A pergunta, feita com uma voz cansada mas firme, foi um
gelo na alegria do casal. Fred olhou para a senhora magra,
toda de preto, que lia a Bíblia, movendo os lábios com uma
velocidade inverossímil. Depois, olhou para baixo e
compreendeu: estava com as pernas dos lados dos caniços da
velhota e ela sentia-se praticamente desonrada.
— Perdão, senhora...
— Senhorita!
— Oh! Perdão, senhorita! Eu me entusiasmei,
despedindo-me dos amigos que...
— Pois agora que já se despediu, seja respeitador.
Fred Colman olhou para Clara Bolton com cara de
desamparado e ela, contendo o riso, disse-lhe baixinho:
— Quem mandou ser tão comprido? Bem feito...
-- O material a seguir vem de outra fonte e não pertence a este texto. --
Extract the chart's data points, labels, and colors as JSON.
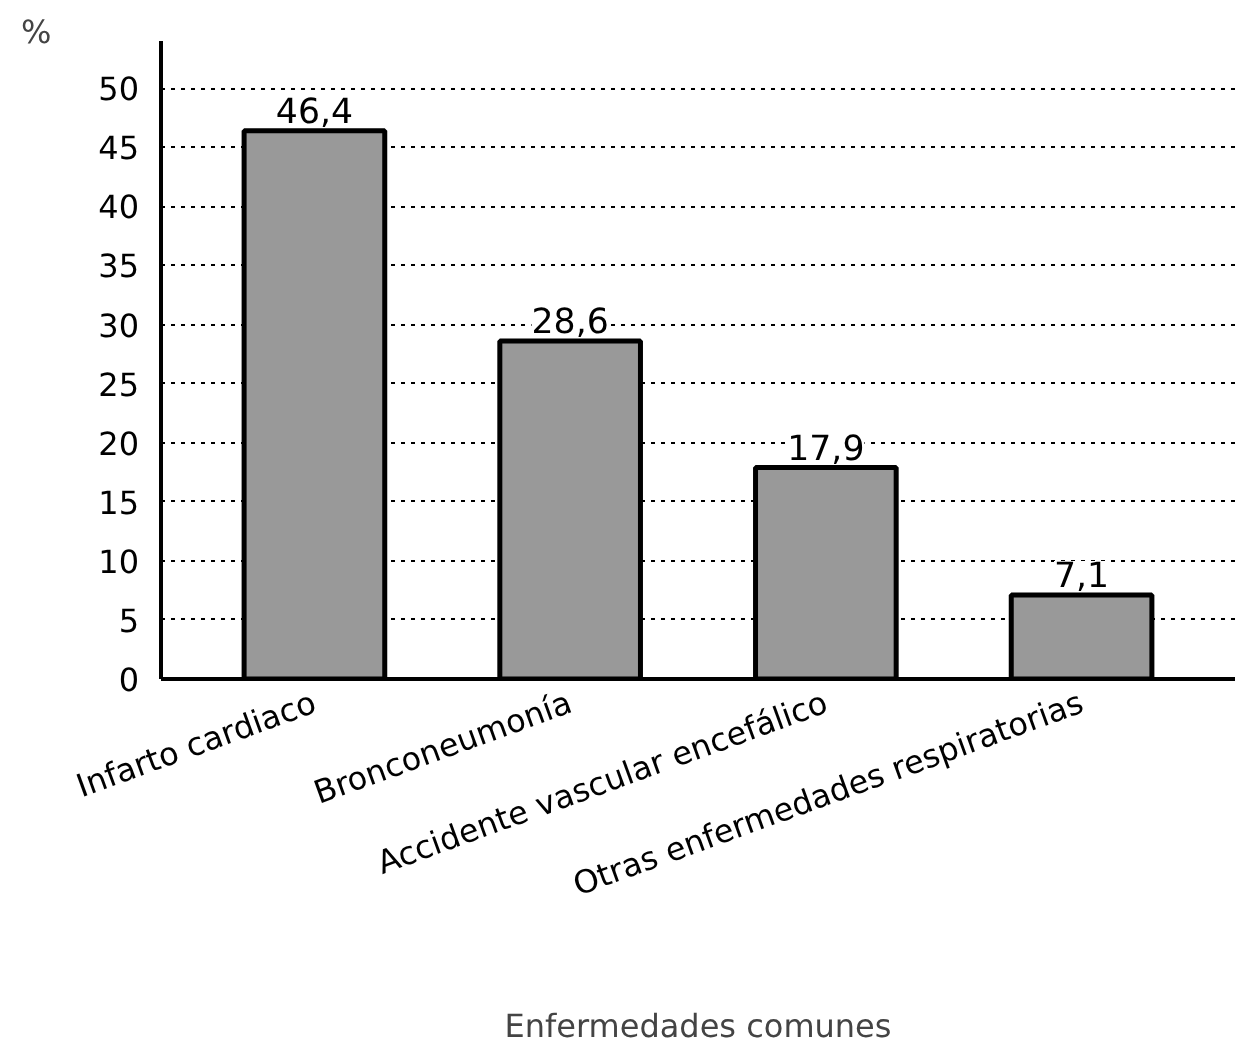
{
  "chart_data": {
    "type": "bar",
    "ylabel": "%",
    "xlabel": "Enfermedades comunes",
    "categories": [
      "Infarto cardiaco",
      "Bronconeumonía",
      "Accidente vascular encefálico",
      "Otras enfermedades respiratorias"
    ],
    "values": [
      46.4,
      28.6,
      17.9,
      7.1
    ],
    "value_labels": [
      "46,4",
      "28,6",
      "17,9",
      "7,1"
    ],
    "color": "#999999",
    "ylim": [
      0,
      54
    ],
    "yticks": [
      0,
      5,
      10,
      15,
      20,
      25,
      30,
      35,
      40,
      45,
      50
    ],
    "grid": "y",
    "line_style": "dotted"
  }
}
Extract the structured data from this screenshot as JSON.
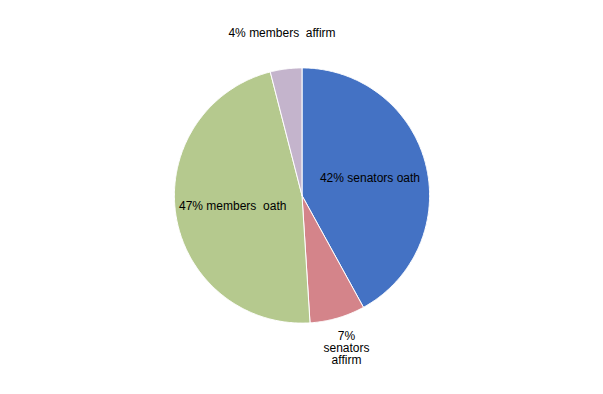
{
  "chart_data": {
    "type": "pie",
    "values": [
      42,
      7,
      47,
      4
    ],
    "value_labels": [
      "42% senators oath",
      "7%\nsenators\naffirm",
      "47% members  oath",
      "4% members  affirm"
    ],
    "colors": [
      "#4472C4",
      "#D4848A",
      "#B5C98E",
      "#C4B4CC"
    ],
    "data_labels": true
  }
}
Beijaram-se para não rir na cara da velhota e ela,
escandalizada, tapou o rosto com a Bíblia, orando em voz
alta.
Seria uma viagem na base do sermão! Enfim, era último,
preço que pagavam Fred e Clara pelo direito de serem felizes
num racho do Texas.
De coração limpo, porque a vingança ficara para trás.